The Accountability Paradox: How Platform API Restrictions Undermine AI Transparency Mandates
Florian A. D. Burnat, Brittany I. Davidson
TL;DR
The paper investigates how API restrictions on major social platforms undermine EU DSA transparency and independent auditing. It introduces a structured audit framework and conducts a cross-platform analysis of X/Twitter, Reddit, TikTok, and Meta from 2018 to 2024 to reveal audit blind-spots. The study identifies an 'accountability paradox' in which increasing AI deployment coincides with decreasing external oversight, and it evaluates alignment with the NIST RMF while highlighting regulatory enforcement gaps. It proposes privacy-preserving solutions—differential privacy, secure enclaves, and federated auditing—and policy measures to restore balance between privacy, commercial interests, and public accountability in AI governance.
Abstract
Recent application programming interface (API) restrictions on major social media platforms challenge compliance with the EU Digital Services Act [20], which mandates data access for algorithmic transparency.
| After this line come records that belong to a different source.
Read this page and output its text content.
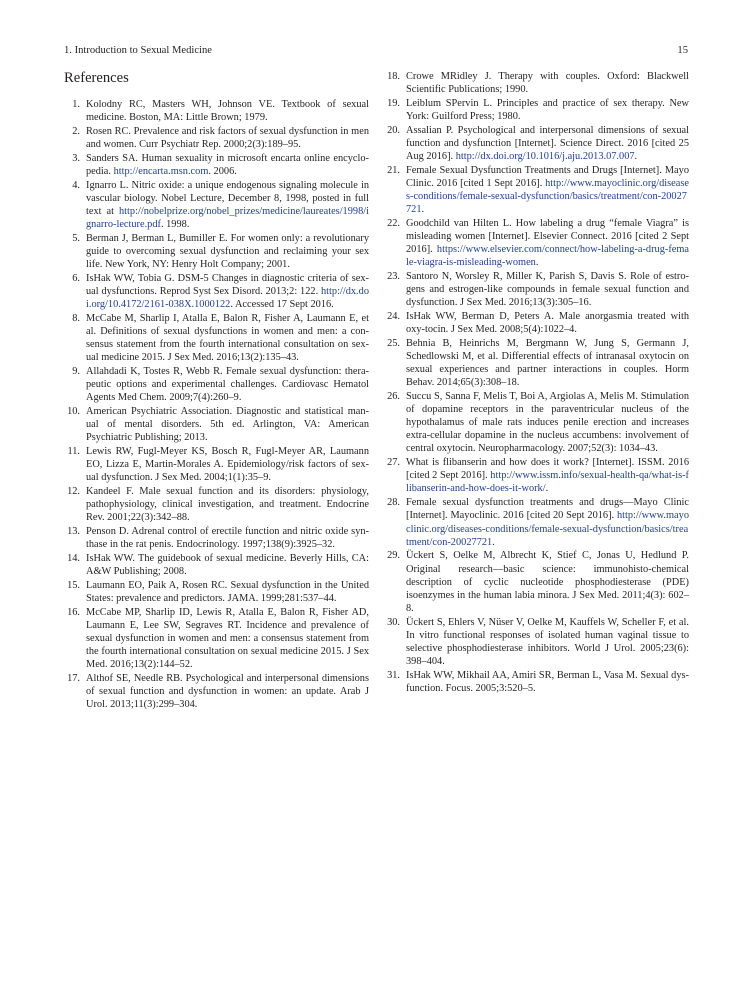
1. Introduction to Sexual Medicine	15
References
1. Kolodny RC, Masters WH, Johnson VE. Textbook of sexual medicine. Boston, MA: Little Brown; 1979.
2. Rosen RC. Prevalence and risk factors of sexual dysfunction in men and women. Curr Psychiatr Rep. 2000;2(3):189–95.
3. Sanders SA. Human sexuality in microsoft encarta online encyclo-pedia. http://encarta.msn.com. 2006.
4. Ignarro L. Nitric oxide: a unique endogenous signaling molecule in vascular biology. Nobel Lecture, December 8, 1998, posted in full text at http://nobelprize.org/nobel_prizes/medicine/laureates/1998/ignarro-lecture.pdf. 1998.
5. Berman J, Berman L, Bumiller E. For women only: a revolutionary guide to overcoming sexual dysfunction and reclaiming your sex life. New York, NY: Henry Holt Company; 2001.
6. IsHak WW, Tobia G. DSM-5 Changes in diagnostic criteria of sex-ual dysfunctions. Reprod Syst Sex Disord. 2013;2: 122. http://dx.doi.org/10.4172/2161-038X.1000122. Accessed 17 Sept 2016.
8. McCabe M, Sharlip I, Atalla E, Balon R, Fisher A, Laumann E, et al. Definitions of sexual dysfunctions in women and men: a con-sensus statement from the fourth international consultation on sex-ual medicine 2015. J Sex Med. 2016;13(2):135–43.
9. Allahdadi K, Tostes R, Webb R. Female sexual dysfunction: thera-peutic options and experimental challenges. Cardiovasc Hematol Agents Med Chem. 2009;7(4):260–9.
10. American Psychiatric Association. Diagnostic and statistical man-ual of mental disorders. 5th ed. Arlington, VA: American Psychiatric Publishing; 2013.
11. Lewis RW, Fugl-Meyer KS, Bosch R, Fugl-Meyer AR, Laumann EO, Lizza E, Martin-Morales A. Epidemiology/risk factors of sex-ual dysfunction. J Sex Med. 2004;1(1):35–9.
12. Kandeel F. Male sexual function and its disorders: physiology, pathophysiology, clinical investigation, and treatment. Endocrine Rev. 2001;22(3):342–88.
13. Penson D. Adrenal control of erectile function and nitric oxide syn-thase in the rat penis. Endocrinology. 1997;138(9):3925–32.
14. IsHak WW. The guidebook of sexual medicine. Beverly Hills, CA: A&W Publishing; 2008.
15. Laumann EO, Paik A, Rosen RC. Sexual dysfunction in the United States: prevalence and predictors. JAMA. 1999;281:537–44.
16. McCabe MP, Sharlip ID, Lewis R, Atalla E, Balon R, Fisher AD, Laumann E, Lee SW, Segraves RT. Incidence and prevalence of sexual dysfunction in women and men: a consensus statement from the fourth international consultation on sexual medicine 2015. J Sex Med. 2016;13(2):144–52.
17. Althof SE, Needle RB. Psychological and interpersonal dimensions of sexual function and dysfunction in women: an update. Arab J Urol. 2013;11(3):299–304.
18. Crowe MRidley J. Therapy with couples. Oxford: Blackwell Scientific Publications; 1990.
19. Leiblum SPervin L. Principles and practice of sex therapy. New York: Guilford Press; 1980.
20. Assalian P. Psychological and interpersonal dimensions of sexual function and dysfunction [Internet]. Science Direct. 2016 [cited 25 Aug 2016]. http://dx.doi.org/10.1016/j.aju.2013.07.007.
21. Female Sexual Dysfunction Treatments and Drugs [Internet]. Mayo Clinic. 2016 [cited 1 Sept 2016]. http://www.mayoclinic.org/diseases-conditions/female-sexual-dysfunction/basics/treatment/con-20027721.
22. Goodchild van Hilten L. How labeling a drug “female Viagra” is misleading women [Internet]. Elsevier Connect. 2016 [cited 2 Sept 2016]. https://www.elsevier.com/connect/how-labeling-a-drug-female-viagra-is-misleading-women.
23. Santoro N, Worsley R, Miller K, Parish S, Davis S. Role of estro-gens and estrogen-like compounds in female sexual function and dysfunction. J Sex Med. 2016;13(3):305–16.
24. IsHak WW, Berman D, Peters A. Male anorgasmia treated with oxy-tocin. J Sex Med. 2008;5(4):1022–4.
25. Behnia B, Heinrichs M, Bergmann W, Jung S, Germann J, Schedlowski M, et al. Differential effects of intranasal oxytocin on sexual experiences and partner interactions in couples. Horm Behav. 2014;65(3):308–18.
26. Succu S, Sanna F, Melis T, Boi A, Argiolas A, Melis M. Stimulation of dopamine receptors in the paraventricular nucleus of the hypothalamus of male rats induces penile erection and increases extra-cellular dopamine in the nucleus accumbens: involvement of central oxytocin. Neuropharmacology. 2007;52(3): 1034–43.
27. What is flibanserin and how does it work? [Internet]. ISSM. 2016 [cited 2 Sept 2016]. http://www.issm.info/sexual-health-qa/what-is-flibanserin-and-how-does-it-work/.
28. Female sexual dysfunction treatments and drugs—Mayo Clinic [Internet]. Mayoclinic. 2016 [cited 20 Sept 2016]. http://www.mayoclinic.org/diseases-conditions/female-sexual-dysfunction/basics/treatment/con-20027721.
29. Ückert S, Oelke M, Albrecht K, Stief C, Jonas U, Hedlund P. Original research—basic science: immunohisto-chemical description of cyclic nucleotide phosphodiesterase (PDE) isoenzymes in the human labia minora. J Sex Med. 2011;4(3): 602–8.
30. Ückert S, Ehlers V, Nüser V, Oelke M, Kauffels W, Scheller F, et al. In vitro functional responses of isolated human vaginal tissue to selective phosphodiesterase inhibitors. World J Urol. 2005;23(6): 398–404.
31. IsHak WW, Mikhail AA, Amiri SR, Berman L, Vasa M. Sexual dys-function. Focus. 2005;3:520–5.
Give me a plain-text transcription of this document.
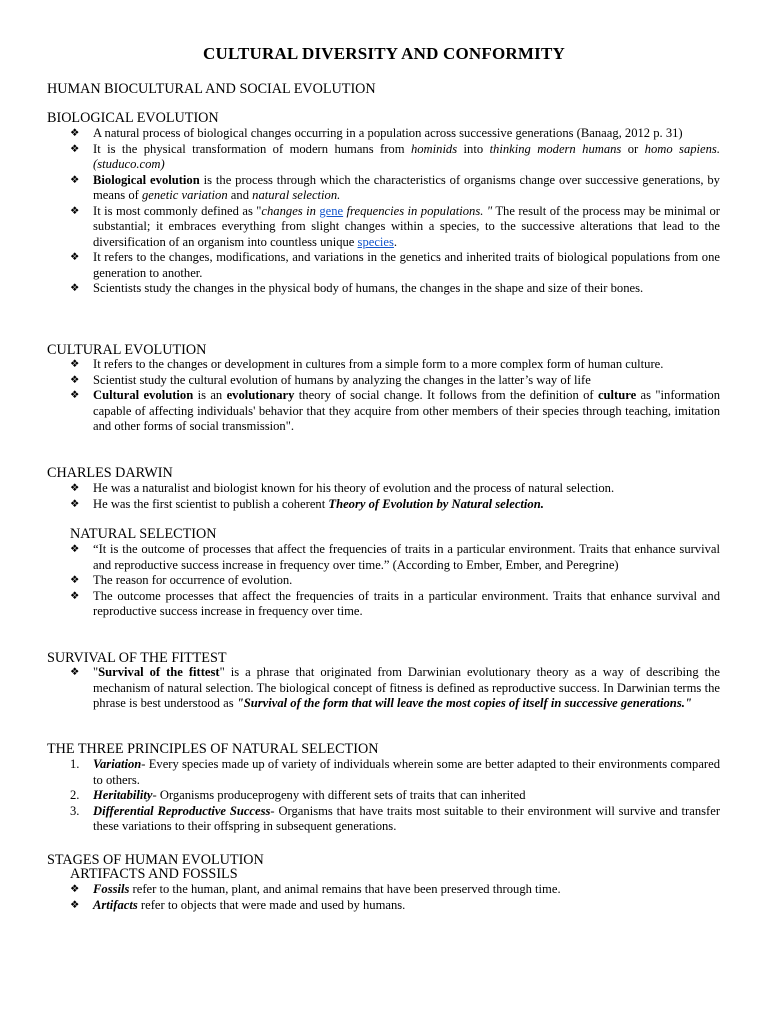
CULTURAL DIVERSITY AND CONFORMITY
HUMAN BIOCULTURAL AND SOCIAL EVOLUTION
BIOLOGICAL EVOLUTION
❖ A natural process of biological changes occurring in a population across successive generations (Banaag, 2012 p. 31)
❖ It is the physical transformation of modern humans from hominids into thinking modern humans or homo sapiens. (studuco.com)
❖ Biological evolution is the process through which the characteristics of organisms change over successive generations, by means of genetic variation and natural selection.
❖ It is most commonly defined as "changes in gene frequencies in populations. " The result of the process may be minimal or substantial; it embraces everything from slight changes within a species, to the successive alterations that lead to the diversification of an organism into countless unique species.
❖ It refers to the changes, modifications, and variations in the genetics and inherited traits of biological populations from one generation to another.
❖ Scientists study the changes in the physical body of humans, the changes in the shape and size of their bones.
CULTURAL EVOLUTION
❖ It refers to the changes or development in cultures from a simple form to a more complex form of human culture.
❖ Scientist study the cultural evolution of humans by analyzing the changes in the latter’s way of life
❖ Cultural evolution is an evolutionary theory of social change. It follows from the definition of culture as "information capable of affecting individuals' behavior that they acquire from other members of their species through teaching, imitation and other forms of social transmission".
CHARLES DARWIN
❖ He was a naturalist and biologist known for his theory of evolution and the process of natural selection.
❖ He was the first scientist to publish a coherent Theory of Evolution by Natural selection.
NATURAL SELECTION
❖ “It is the outcome of processes that affect the frequencies of traits in a particular environment. Traits that enhance survival and reproductive success increase in frequency over time.” (According to Ember, Ember, and Peregrine)
❖ The reason for occurrence of evolution.
❖ The outcome processes that affect the frequencies of traits in a particular environment. Traits that enhance survival and reproductive success increase in frequency over time.
SURVIVAL OF THE FITTEST
❖ "Survival of the fittest" is a phrase that originated from Darwinian evolutionary theory as a way of describing the mechanism of natural selection. The biological concept of fitness is defined as reproductive success. In Darwinian terms the phrase is best understood as "Survival of the form that will leave the most copies of itself in successive generations."
THE THREE PRINCIPLES OF NATURAL SELECTION
1. Variation- Every species made up of variety of individuals wherein some are better adapted to their environments compared to others.
2. Heritability- Organisms produceprogeny with different sets of traits that can inherited
3. Differential Reproductive Success- Organisms that have traits most suitable to their environment will survive and transfer these variations to their offspring in subsequent generations.
STAGES OF HUMAN EVOLUTION
ARTIFACTS AND FOSSILS
❖ Fossils refer to the human, plant, and animal remains that have been preserved through time.
❖ Artifacts refer to objects that were made and used by humans.
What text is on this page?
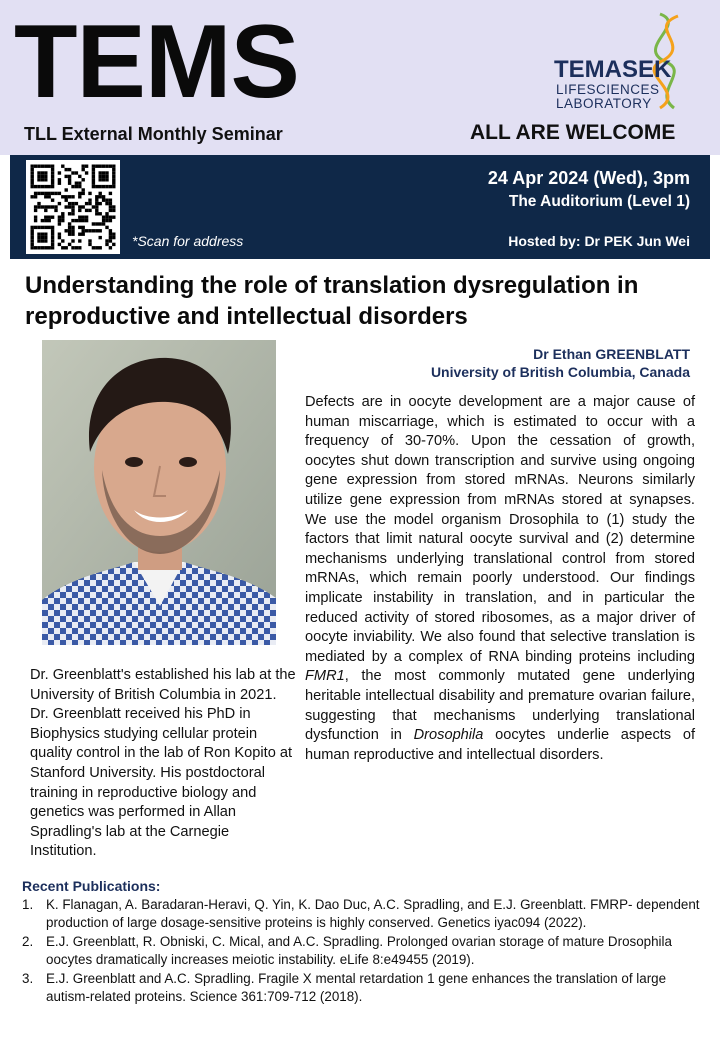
TEMS
TLL External Monthly Seminar
TEMASEK
LIFESCIENCES
LABORATORY
ALL ARE WELCOME
*Scan for address
24 Apr 2024 (Wed), 3pm
The Auditorium (Level 1)
Hosted by: Dr PEK Jun Wei
Understanding the role of translation dysregulation in reproductive and intellectual disorders
Dr Ethan GREENBLATT
University of British Columbia, Canada
Defects are in oocyte development are a major cause of human miscarriage, which is estimated to occur with a frequency of 30-70%. Upon the cessation of growth, oocytes shut down transcription and survive using ongoing gene expression from stored mRNAs. Neurons similarly utilize gene expression from mRNAs stored at synapses. We use the model organism Drosophila to (1) study the factors that limit natural oocyte survival and (2) determine mechanisms underlying translational control from stored mRNAs, which remain poorly understood. Our findings implicate instability in translation, and in particular the reduced activity of stored ribosomes, as a major driver of oocyte inviability. We also found that selective translation is mediated by a complex of RNA binding proteins including FMR1, the most commonly mutated gene underlying heritable intellectual disability and premature ovarian failure, suggesting that mechanisms underlying translational dysfunction in Drosophila oocytes underlie aspects of human reproductive and intellectual disorders.
Dr. Greenblatt's established his lab at the University of British Columbia in 2021. Dr. Greenblatt received his PhD in Biophysics studying cellular protein quality control in the lab of Ron Kopito at Stanford University. His postdoctoral training in reproductive biology and genetics was performed in Allan Spradling's lab at the Carnegie Institution.
Recent Publications:
1. K. Flanagan, A. Baradaran-Heravi, Q. Yin, K. Dao Duc, A.C. Spradling, and E.J. Greenblatt. FMRP- dependent production of large dosage-sensitive proteins is highly conserved. Genetics iyac094 (2022).
2. E.J. Greenblatt, R. Obniski, C. Mical, and A.C. Spradling. Prolonged ovarian storage of mature Drosophila oocytes dramatically increases meiotic instability. eLife 8:e49455 (2019).
3. E.J. Greenblatt and A.C. Spradling. Fragile X mental retardation 1 gene enhances the translation of large autism-related proteins. Science 361:709-712 (2018).
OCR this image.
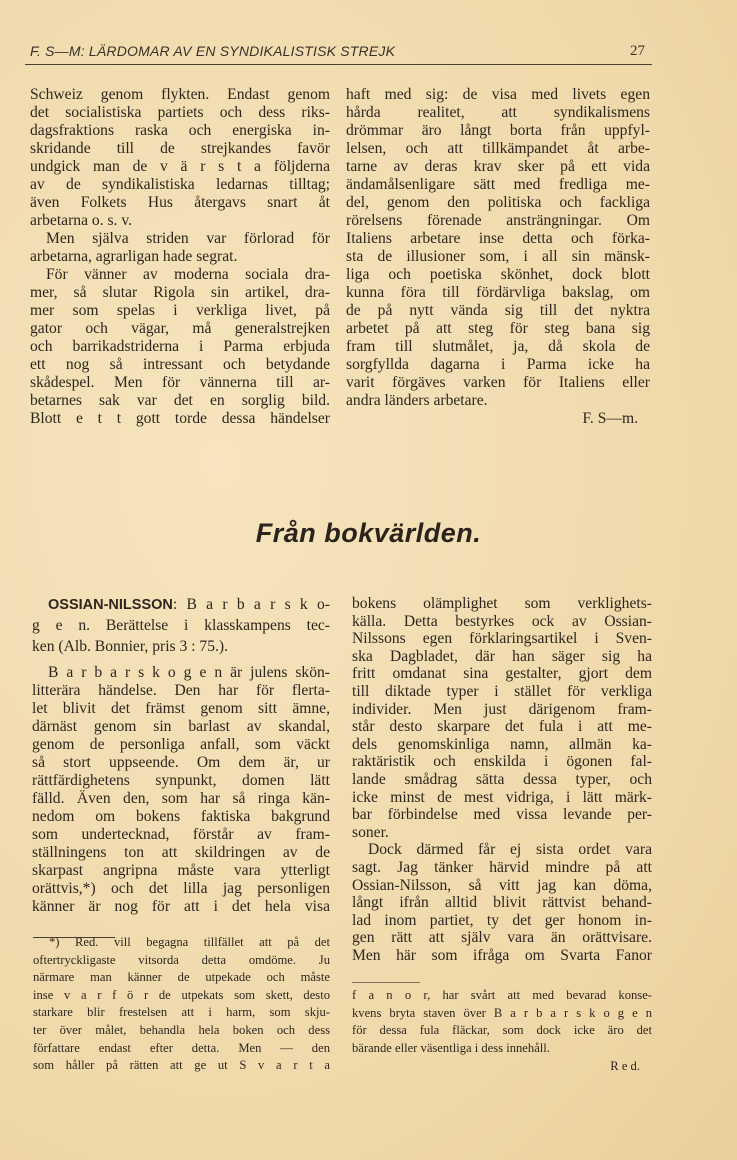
F. S—M: LÄRDOMAR AV EN SYNDIKALISTISK STREJK	27
Schweiz genom flykten. Endast genom
det socialistiska partiets och dess riks-
dagsfraktions raska och energiska in-
skridande till de strejkandes favör
undgick man de v ä r s t a följderna
av de syndikalistiska ledarnas tilltag;
även Folkets Hus återgavs snart åt
arbetarna o. s. v.
Men själva striden var förlorad för
arbetarna, agrarligan hade segrat.
För vänner av moderna sociala dra-
mer, så slutar Rigola sin artikel, dra-
mer som spelas i verkliga livet, på
gator och vägar, må generalstrejken
och barrikadstriderna i Parma erbjuda
ett nog så intressant och betydande
skådespel. Men för vännerna till ar-
betarnes sak var det en sorglig bild.
Blott e t t gott torde dessa händelser
haft med sig: de visa med livets egen
hårda realitet, att syndikalismens
drömmar äro långt borta från uppfyl-
lelsen, och att tillkämpandet åt arbe-
tarne av deras krav sker på ett vida
ändamålsenligare sätt med fredliga me-
del, genom den politiska och fackliga
rörelsens förenade ansträngningar. Om
Italiens arbetare inse detta och förka-
sta de illusioner som, i all sin mänsk-
liga och poetiska skönhet, dock blott
kunna föra till fördärvliga bakslag, om
de på nytt vända sig till det nyktra
arbetet på att steg för steg bana sig
fram till slutmålet, ja, då skola de
sorgfyllda dagarna i Parma icke ha
varit förgäves varken för Italiens eller
andra länders arbetare.
F. S—m.
Från bokvärlden.
OSSIAN-NILSSON: B a r b a r s k o-
g e n. Berättelse i klasskampens tec-
ken (Alb. Bonnier, pris 3 : 75.).
B a r b a r s k o g e n är julens skön-
litterära händelse. Den har för flerta-
let blivit det främst genom sitt ämne,
därnäst genom sin barlast av skandal,
genom de personliga anfall, som väckt
så stort uppseende. Om dem är, ur
rättfärdighetens synpunkt, domen lätt
fälld. Även den, som har så ringa kän-
nedom om bokens faktiska bakgrund
som undertecknad, förstår av fram-
ställningens ton att skildringen av de
skarpast angripna måste vara ytterligt
orättvis,*) och det lilla jag personligen
känner är nog för att i det hela visa
*) Red. vill begagna tillfället att på det
oftertryckligaste vitsorda detta omdöme. Ju
närmare man känner de utpekade och måste
inse v a r f ö r de utpekats som skett, desto
starkare blir frestelsen att i harm, som skju-
ter över målet, behandla hela boken och dess
författare endast efter detta. Men — den
som håller på rätten att ge ut S v a r t a
bokens olämplighet som verklighets-
källa. Detta bestyrkes ock av Ossian-
Nilssons egen förklaringsartikel i Sven-
ska Dagbladet, där han säger sig ha
fritt omdanat sina gestalter, gjort dem
till diktade typer i stället för verkliga
individer. Men just därigenom fram-
står desto skarpare det fula i att me-
dels genomskinliga namn, allmän ka-
raktäristik och enskilda i ögonen fal-
lande smådrag sätta dessa typer, och
icke minst de mest vidriga, i lätt märk-
bar förbindelse med vissa levande per-
soner.
Dock därmed får ej sista ordet vara
sagt. Jag tänker härvid mindre på att
Ossian-Nilsson, så vitt jag kan döma,
långt ifrån alltid blivit rättvist behand-
lad inom partiet, ty det ger honom in-
gen rätt att själv vara än orättvisare.
Men här som ifråga om Svarta Fanor
f a n o r, har svårt att med bevarad konse-
kvens bryta staven över B a r b a r s k o g e n
för dessa fula fläckar, som dock icke äro det
bärande eller väsentliga i dess innehåll.
R e d.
We develop a structured audit framework to assess the growing misalignment between regulatory requirements and platform implementations. Our comparative analysis of X/Twitter, Reddit, TikTok, and Meta identifies critical ``audit blind-spots'' where platform content moderation and algorithmic amplification remain inaccessible to independent verification. Our findings reveal an ``accountability paradox'': as platforms increasingly rely on AI systems, they simultaneously restrict the capacity for independent oversight. We propose targeted policy interventions aligned with the AI Risk Management Framework of the National Institute of Standards and Technology [80], emphasizing federated access models and enhanced regulatory enforcement.